O universo dos
cachimbos é repleto de itinerários sinuosos. Mas nenhuma cilada espera o
fumante, a não ser aquelas que ele próprio, por inexperiência, pressa ou
desconhecimento, arma contra si mesmo. E à medida que superamos os passos
iniciais, os cuidados básicos que cachimbos e tabacos necessitam para nos
recompensar – muitas vezes, com um prazer inesperado, surpreendente –, podemos
educar nossa sensibilidade dando atenção a detalhes não menos importantes.
Um campo sempre
aberto a investigações é o dos acessórios indispensáveis. Todo fumante conhece
e usa, por exemplo, a famosa ferramenta tríplice, sem a qual a arte de
cachimbar retrocede aos gestos grosseiros e hesitantes do primeiro homem que
decidiu saborear fumaça. E uma rápida pesquisa na Web pode mostrar como o design dessa ferramenta básica evoluiu e
se diversificou, adquirindo camadas de beleza e funcionalidade que, em muitos
casos, transformaram a pipe tool num
objeto artístico.
Como afirmei no
início, o fumante, com alguns poucos cuidados, pode evitar ciladas. Mas ele
jamais conseguirá prever as surpresas que o aguardam – principalmente se, ao
seu lado, existe alguém disposto a tornar seu ritual diário ainda mais
prazeroso.
Foi o que
ocorreu comigo há algumas semanas.
Minha esposa, a principal
responsável por eu ter começado a fumar cachimbo, esteve em Lisboa durante
alguns dias e, nos intervalos do trabalho, visitou a conhecida Feira da Ladra,
cujas origens remontam ao ano de 1272, reunião de vendedores dos mais variados
tipos, incluindo os que se dedicam ao comércio de antiguidades. Num tapete estendido
sobre a calçada, repleto de quinquilharias, depois de muita insistência e repetidas
perguntas ao comerciante idoso, ela encontrou, no fundo de uma caixinha em que
se aglomeravam os mais diferentes objetos, esta bela ferramenta:
Nem o próprio
vendedor sabia qual a utilidade do estranho conjunto de peças.
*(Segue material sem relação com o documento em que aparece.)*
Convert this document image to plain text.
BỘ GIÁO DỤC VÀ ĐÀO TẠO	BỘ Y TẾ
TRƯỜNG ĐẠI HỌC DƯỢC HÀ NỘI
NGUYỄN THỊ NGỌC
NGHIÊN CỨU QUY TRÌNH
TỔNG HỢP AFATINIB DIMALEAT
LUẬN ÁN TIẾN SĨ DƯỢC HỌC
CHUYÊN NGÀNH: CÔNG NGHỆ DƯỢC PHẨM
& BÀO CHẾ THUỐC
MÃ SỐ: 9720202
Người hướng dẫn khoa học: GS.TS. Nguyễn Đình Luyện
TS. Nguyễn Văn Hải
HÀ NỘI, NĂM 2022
E quando recebi
o presente, recorri, para ter certeza, a alguma pesquisa e a dois experientes
amigos da Confraria do Cachimbo, Cláudio Carvalho e Luiz Leal.
Esse instrumento
incomum, tão diverso dos tipos que encontramos atualmente, representa uma época
em que a pressa e a economia de gestos ainda não eram exigências urbanas. Só o
fumante talvez do início do século XX teria uma corrente presa ao colete, na
qual poderia levar o relógio e este artefato indispensável ao seu prazer; só
esse homem – com tempo disponível para desatarraxar calmamente a tampa, liberar
a ponteira em espiral, afofar o tabaco, recolocá-la no interior do socador e
fechar o conjunto – disporia de longuíssimos segundos e estaria pronto a
gastá-los com prodigalidade.
Mas o inusitado
presente não consegue apenas me transportar ao passado. Não. Ele me confirma
que o ato de fumar cachimbos é um exercício de paciência no qual a afobação não
tem lugar – uma cerimônia que me liberta da azáfama cotidiana, da pressão dos
prazos, do atropelo de São Paulo, e me conduz a um espaço de calma e silêncio
sem o qual é impossível pensar. Ou melhor, é impossível viver.
4 comentários:
Gurgel
Isso equivale a achar uma tumba com uma múmia desconhecida. Parabéns. Obrigado por compartilhar a experiência e as imagens do "misterioso" objeto.
Um abraço
Vaz
Excelente texto! Aliás, ótima descoberta (não do texto, mas do socador do cachimbo). Encontrei o meu numa de minhas idas à Pça. XV, Centro do Rio, num sábado pela manhã. Quando estiver em Lisboa em julho vou tentar encontrar algo bom por lá também.
Olá Gurgel, interessante o objeto, mas apesar das imagens não entendi... era para carregar o fumo ou é um modelo de cachimbo, fumava-se nesse apetrecho de metal? Um abraço.
Mário: essa ferramenta serve para socar ou afofar o tabaco dentro do fornilho do cachimbo.
Luiz e Gregório: obrigado pelos comentários!